Je suis un homme : l’oppression millénaire infligée
à mes congénères féminines m’a
donc été épargnée. Je suis un hétérosexuel
de l’espèce la plus classique : je n’ai donc
pas subi les discriminations qui frappent gays et lesbiennes. Mon
enfance a été heureuse : je n’ai été
ni battu ni violé. Je ne suis ni juif, ni beur, ni black
: je ne me suis donc heurté ni à l’antisémitisme
ni au racisme. Aussi loin que je remonte dans ma généalogie,
je suis de famille bourgeoise : ni mes ancêtres ni moi n’avons
donc connu les duretés de la condition prolétarienne.

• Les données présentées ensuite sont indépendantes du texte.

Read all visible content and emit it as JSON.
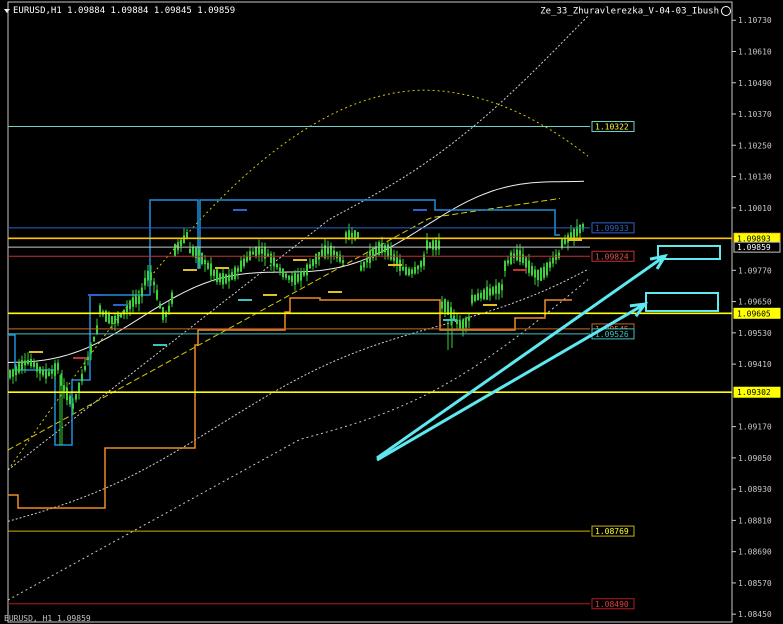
{
  "header": {
    "symbol_info": "EURUSD,H1  1.09884 1.09884 1.09845 1.09859",
    "indicator_name": "Ze_33_Zhuravlerezka_V-04-03_Ibush"
  },
  "footer": {
    "text": "EURUSD, H1 1.09859"
  },
  "icons": {
    "dropdown": "triangle-down-icon",
    "smiley": "smiley-face-icon"
  },
  "chart_data": {
    "type": "candlestick",
    "y_range": [
      1.0842,
      1.108
    ],
    "y_ticks": [
      "1.10730",
      "1.10610",
      "1.10490",
      "1.10370",
      "1.10250",
      "1.10130",
      "1.10010",
      "1.09770",
      "1.09650",
      "1.09530",
      "1.09410",
      "1.09170",
      "1.09050",
      "1.08930",
      "1.08810",
      "1.08690",
      "1.08570",
      "1.08450"
    ],
    "horizontal_levels": [
      {
        "label": "1.10322",
        "value": 1.10322,
        "color": "#6fd0c8",
        "box_fill": "#000000",
        "text_color": "#ffff33"
      },
      {
        "label": "1.09933",
        "value": 1.09933,
        "color": "#2b63c9",
        "box_fill": "#000000",
        "text_color": "#2b63c9"
      },
      {
        "label": "1.09893",
        "value": 1.09893,
        "color": "#ffc400",
        "box_fill": "#ffff00",
        "text_color": "#000000"
      },
      {
        "label": "1.09859",
        "value": 1.09859,
        "color": "#c8c8c8",
        "box_fill": "#000000",
        "text_color": "#ffffff"
      },
      {
        "label": "1.09824",
        "value": 1.09824,
        "color": "#c23030",
        "box_fill": "#000000",
        "text_color": "#e05050"
      },
      {
        "label": "1.09605",
        "value": 1.09605,
        "color": "#ffff00",
        "box_fill": "#ffff00",
        "text_color": "#000000"
      },
      {
        "label": "1.09545",
        "value": 1.09545,
        "color": "#c86a2a",
        "box_fill": "#000000",
        "text_color": "#e07030"
      },
      {
        "label": "1.09526",
        "value": 1.09526,
        "color": "#40c0c0",
        "box_fill": "#000000",
        "text_color": "#40c0c0"
      },
      {
        "label": "1.09302",
        "value": 1.09302,
        "color": "#ffff00",
        "box_fill": "#ffff00",
        "text_color": "#000000"
      },
      {
        "label": "1.08769",
        "value": 1.08769,
        "color": "#c8b400",
        "box_fill": "#000000",
        "text_color": "#ffff33"
      },
      {
        "label": "1.08490",
        "value": 1.0849,
        "color": "#b02020",
        "box_fill": "#000000",
        "text_color": "#e04040"
      }
    ],
    "colors": {
      "background": "#000000",
      "candles": "#3ad13a",
      "axis": "#c8c8c8",
      "arrows": "#60e8f0",
      "highlight_box": "#60e8f0",
      "orange_step": "#f08a24",
      "blue_step": "#1f8fdc",
      "yellow_dash": "#d8c800"
    }
  }
}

Enfin, mes ascendants n’étaient ni bretons, ni basques,
ni occitans, ni corses, mais plus modestement bourbonnais et berrichons
: je ne puis donc me réclamer d’aucune minorité
nationale brimée par le colonialisme intérieur de
l’Etat jacobin. De plus, ils étaient catholiques et
aucun d’entre eux n’a été tué lors
de la Saint-Barthélemy. Bref, dans quelque direction que
je me tourne, je ne vois pas de qui ni de quoi je pourrais me plaindre.
Constat dramatique : sa première conséquence est
que, dans notre société désormais submergée
par le discours de la compassion, je n’intéresse plus
personne, et me trouve relégué au degré zéro
de l’existence sociale. A vrai dire, vu le spectacle qu’elle
offre, je me résignerais de bonne grâce à cette
marginalisation. Mais d’autres effets sont plus redoutables.
D’abord, mes semblables et moi-même sommes maintenant
environnés d’innombrables escadrons de victimes, toutes
meurtries par la vie ou l’histoire et qui toutes demandent
des comptes. Or à qui s’adressent-elles pour obtenir
réparation ? A nous, naturellement : n’étant
victimes de rien, nous disposons de réserves intactes de
colère et de pitié. Et gare à nous si nous
prétendions ne les dépenser qu’avec prudence
et modération. Nous serions bientôt soupçonnés,
au pis, de complaisance envers les bourreaux, au mieux, d’indifférence
à la douleur d’autrui.
Malheureusement, ces réserves de colère et de pitié
ne sont donc pas extensibles à l’infini. Face à
la prolifération des ayants droit, il devient difficile de
satisfaire tout le monde. Mais nous nous retrouvons aussitôt
dans une situation intenable : sur le marché de la compassion,
la concurrence est rude. Chaque acteur aspire, sinon au monopole,
au moins à une position hégémonique : par son
poids, par sa cruauté, sa durée, le tort qu’il
a subi doit lui valoir le premier rang. Nous voici sommés
de choisir, fixer des priorités, établir des hiérarchies,
reconnaître la spécificité de tel ou tel malheur.
En vertu de quels critères ? Chacun veut nous imposer les
siens et crie à l’outrage si nous ne les acceptons
pas "en bloc".
Que faire face à de telles exigences ? Je recommanderais
d’abord dedistinguer entre les victimes directes qui
ont été ou sont frappées elles-mêmes
dans leur corps, leur esprit, leur dignité et les indirectes,
qui ne le sont que par délégation ou héritage.
Ces dernières ne sont pas les moins prolixes, mais elles
entendent avant tout qu’on parle d’elles et qu’on
les plaigne, ce qui est le plus facile et le moins urgent. Pour
soulager les premières, en revanche, il faut agir, travailler
à changer la vie sociale ou l’esprit public : la tâche
est beaucoup plus compliquée et n’attend pas.
Au cas, malheureusement probable, où cette mesure de désinflation
ne suffirait pas, je me tournerais alors vers un penseur juif dont
les aïeux furent contraints à l’exil et qui fut
persécuté par les siens pour hérésie
bref, qui aurait eu d’excellentes raisons de se poser
en victime. Pourtant, il écrivit :
/ "La pitié chez l’homme qui vit sous la conduite
de la Raison est par elle-même mauvaise et inutile. En effet,
la pitié est une tristesse, et donc elle est mauvaise par
elle-même. Quant au bien qui en résulte, à savoir
que nous nous efforçons de délivrer de son malheur
l’homme dont nous avons pitié, c’est par le seul
commandement //de la Raison que nous désirons le faire, et
ce n’est que par le seul commandement de la Raison que nous
pouvons faire quelque chose que nous savons avec certitude être
bon. Et par conséquent la pitié chez l’homme
qui vit sous la conduite de la Raison est par elle-même mauvaise
et inutile. Il suit de là que l’homme qui vit d’après
le commandement de la Raison s’efforce, autant qu’il
peut, de faire que la pitié ne le touche pas."/
On aura reconnu Spinoza (/Ethique,/ livre IV, proposition 50 et
corollaire). Puisse sa mémoire ramener un peu d’intelligence
et de mesure dans le vacarme de nos débats.